From the day Bradley was designated, June 21, there had been rumors of a spat between Beane and Bradley during a June 20 meeting.
“He already made up his mind before we went into any kind of meeting,” Bradley said. “He tells me, ‘If I don’t see you in the office before you leave here today, then your bags are packed.’ I called my agent right then and there, ‘Get on the horn, find some other team. Because I don’t want to be here any more.’ ”
Later, according to several sources, Bradley yelled at Beane, “Get out of the clubhouse, no one wants you here. You’re not a player, you’re not the manager, everyone’s sick of you coming in here.”
On Saturday, Bradley said, “I didn’t appreciate a lot of people being in the clubhouse. There were too many people in there. It’s not big enough for all that. Every time you look around, (Beane is) walking in the clubhouse, and then he has a smart comment to say to somebody.”
“He told (Bobby) Kielty, ‘Oh, you’re stealing money.’ Guys are working hard. Nobody wants to be hurt. I guess he forgot about that because he doesn’t play anymore. It’s just, every other day you come in the clubhouse, all the doors to the training room are closed, the office is closed, everything’s a secret, and meetings all the time. It just gets old.”
Beane said Saturday that he did not hear Bradley’s rant, and he reiterated that Bradley was moved because his playing time was going to drop off after he came off the disabled list. Perhaps the main reason Bradley was considered expendable, however, was that he could not stay healthy: He was on the DL five times in his year and a half with Oakland.
Bradley said during his meeting with Beane, “I just told him, ‘I didn’t appreciate (manager) Bob Geren not telling me I was playing until an hour before the game on the last day. I was told I wasn’t going to be activated until we went to New York, and then an hour before the game all of a sudden I’m activated so you can designate me, trade me or put me out there to show I can play so you can trade me.’ Then you try to push out to the fans that it’s injuries or I’m not an everyday player or all this stuff. If I play half the season, I put up better numbers than anybody they got. It’s just nonsense.”

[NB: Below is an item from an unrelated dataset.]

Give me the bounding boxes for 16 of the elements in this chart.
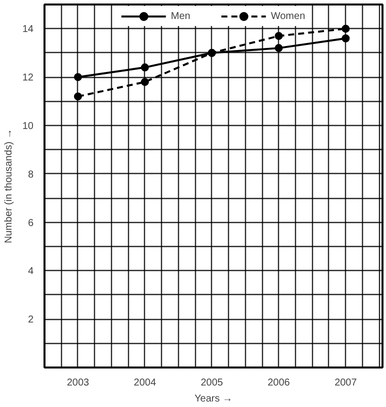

Beane said Saturday he does not wish to engage in a public debate with Bradley and said only, “I wish him well, I wish him good luck. That’s really it. Milton is in a good situation.”
Bradley hinted to the Oakland Tribune that there were other factors involved in his departure, mentioning that other black players, such as Terrence Long, Chris Singleton, Jermaine Dye and Frank Thomas also have moved on in recent years.
Long and Singleton, however, both had public disagreements with former manager Ken Macha over playing time and communication, and Dye reportedly had a strained relationship with Macha. Thomas left for Toronto because he was offered more money and years there and he always has said complimentary things about Beane.
Shannon Stewart, the A’s remaining black player, said, “All I can say is that Billy Beane has given me an opportunity to play when most teams wouldn’t. I don’t think it’s a black/white issue. I’m here playing and Billy has been good to me.”